The workers gather nervously at the perimeter, muttering and scowling and crossing themselves. Several of them tilt their caps back to squint up at the thing that was once a construction site—the three-leafed ivies where the scaffold once stood, the tendons of wisteria where the brand-new punch-clock once sat with its stingy second-hand and cold heart—and stroll home, whistling off-key. One of them—a big, brash man with a bronze pin on his chest—begins to hack and slash at the green-grown mountain, shoving his way inside it; he does not emerge, and no one goes looking for him.

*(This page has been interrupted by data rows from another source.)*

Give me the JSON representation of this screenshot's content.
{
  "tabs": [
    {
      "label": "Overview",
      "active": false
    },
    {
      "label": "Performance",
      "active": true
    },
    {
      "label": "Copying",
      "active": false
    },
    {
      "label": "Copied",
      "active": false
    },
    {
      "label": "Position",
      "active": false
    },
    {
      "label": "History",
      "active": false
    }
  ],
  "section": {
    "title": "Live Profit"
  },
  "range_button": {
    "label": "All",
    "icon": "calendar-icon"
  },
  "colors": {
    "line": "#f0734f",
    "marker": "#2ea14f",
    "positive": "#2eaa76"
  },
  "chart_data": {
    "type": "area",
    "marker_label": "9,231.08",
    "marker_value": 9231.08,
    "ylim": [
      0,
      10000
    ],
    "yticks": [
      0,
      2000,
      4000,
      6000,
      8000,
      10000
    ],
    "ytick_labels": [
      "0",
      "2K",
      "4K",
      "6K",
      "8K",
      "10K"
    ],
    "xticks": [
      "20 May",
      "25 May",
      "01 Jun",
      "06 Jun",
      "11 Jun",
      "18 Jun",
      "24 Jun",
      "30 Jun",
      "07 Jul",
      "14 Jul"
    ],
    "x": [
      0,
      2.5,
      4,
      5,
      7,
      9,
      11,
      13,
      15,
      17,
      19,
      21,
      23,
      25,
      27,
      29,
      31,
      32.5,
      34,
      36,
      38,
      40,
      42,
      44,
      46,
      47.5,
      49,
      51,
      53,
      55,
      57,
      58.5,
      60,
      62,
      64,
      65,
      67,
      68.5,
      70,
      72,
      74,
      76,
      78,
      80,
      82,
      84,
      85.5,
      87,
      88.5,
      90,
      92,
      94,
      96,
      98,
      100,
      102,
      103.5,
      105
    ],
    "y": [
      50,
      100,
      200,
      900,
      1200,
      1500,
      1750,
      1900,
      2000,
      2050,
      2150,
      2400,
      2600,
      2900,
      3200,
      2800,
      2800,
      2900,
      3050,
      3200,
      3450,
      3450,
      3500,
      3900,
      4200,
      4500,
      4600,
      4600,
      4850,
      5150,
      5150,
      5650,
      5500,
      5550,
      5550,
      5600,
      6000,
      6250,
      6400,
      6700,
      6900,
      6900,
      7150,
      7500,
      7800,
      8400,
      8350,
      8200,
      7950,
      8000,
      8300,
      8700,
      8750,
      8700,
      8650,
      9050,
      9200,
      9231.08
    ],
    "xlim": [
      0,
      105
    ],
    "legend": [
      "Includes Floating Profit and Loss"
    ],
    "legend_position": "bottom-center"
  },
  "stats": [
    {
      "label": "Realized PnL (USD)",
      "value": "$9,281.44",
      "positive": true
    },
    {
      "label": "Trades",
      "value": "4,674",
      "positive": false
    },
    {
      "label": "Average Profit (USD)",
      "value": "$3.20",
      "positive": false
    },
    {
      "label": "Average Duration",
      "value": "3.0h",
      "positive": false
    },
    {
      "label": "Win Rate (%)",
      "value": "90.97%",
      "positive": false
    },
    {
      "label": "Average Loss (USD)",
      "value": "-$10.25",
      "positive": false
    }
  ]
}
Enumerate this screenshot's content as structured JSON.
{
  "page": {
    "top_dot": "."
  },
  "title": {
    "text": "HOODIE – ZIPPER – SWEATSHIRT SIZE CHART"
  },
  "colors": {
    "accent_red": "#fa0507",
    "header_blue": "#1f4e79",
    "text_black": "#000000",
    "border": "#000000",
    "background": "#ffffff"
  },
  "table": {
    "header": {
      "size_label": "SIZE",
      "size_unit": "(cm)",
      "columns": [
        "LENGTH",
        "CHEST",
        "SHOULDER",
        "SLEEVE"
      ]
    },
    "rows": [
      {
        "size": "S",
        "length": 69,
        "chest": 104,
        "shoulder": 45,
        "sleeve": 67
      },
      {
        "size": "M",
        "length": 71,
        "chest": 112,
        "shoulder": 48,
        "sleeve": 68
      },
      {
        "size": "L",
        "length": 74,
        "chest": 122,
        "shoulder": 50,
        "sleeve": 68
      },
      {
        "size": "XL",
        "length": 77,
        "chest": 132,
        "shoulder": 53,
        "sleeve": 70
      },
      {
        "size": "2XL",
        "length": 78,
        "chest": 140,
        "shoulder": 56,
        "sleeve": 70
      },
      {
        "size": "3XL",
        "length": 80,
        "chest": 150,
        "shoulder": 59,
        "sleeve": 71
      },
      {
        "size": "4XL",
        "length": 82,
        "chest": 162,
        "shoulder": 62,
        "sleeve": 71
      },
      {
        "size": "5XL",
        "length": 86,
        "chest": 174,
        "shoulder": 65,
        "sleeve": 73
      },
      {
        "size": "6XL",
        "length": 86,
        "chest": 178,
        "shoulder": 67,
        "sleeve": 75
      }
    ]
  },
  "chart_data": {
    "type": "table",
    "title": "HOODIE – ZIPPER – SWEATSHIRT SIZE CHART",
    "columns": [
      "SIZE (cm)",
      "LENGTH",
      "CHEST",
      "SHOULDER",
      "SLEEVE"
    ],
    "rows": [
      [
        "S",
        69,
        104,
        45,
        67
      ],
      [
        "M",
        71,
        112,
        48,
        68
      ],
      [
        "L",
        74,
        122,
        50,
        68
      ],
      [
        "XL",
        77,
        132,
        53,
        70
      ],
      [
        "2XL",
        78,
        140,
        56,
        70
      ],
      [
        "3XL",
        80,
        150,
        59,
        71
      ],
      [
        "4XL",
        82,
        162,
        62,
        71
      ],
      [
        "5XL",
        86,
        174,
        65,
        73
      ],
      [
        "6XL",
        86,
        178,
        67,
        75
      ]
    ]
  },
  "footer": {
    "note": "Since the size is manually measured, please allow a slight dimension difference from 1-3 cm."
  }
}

The next morning there’s a black-suited officer waiting beside Mr. Malton at the mill. The girls are asked to turn out their pockets and shake out their aprons before entering, “in light of recent events.” Agnes complies, unhesitating, and a scattering of seeds spills into the alley, some tufted white and some dark and shining as beetle’s eyes.

“Flower seeds,” she says innocently. “For my window box, sir.” She sweeps her lashes low over her eyes in a way that has always made men very stupid. The officer waves her inside.

 


Three days later Agnes is sweating on the corner of Thirteenth and St. Joseph, squinting at the folded square of paper in her hand: August S. Lee. The Workingman’s Friend.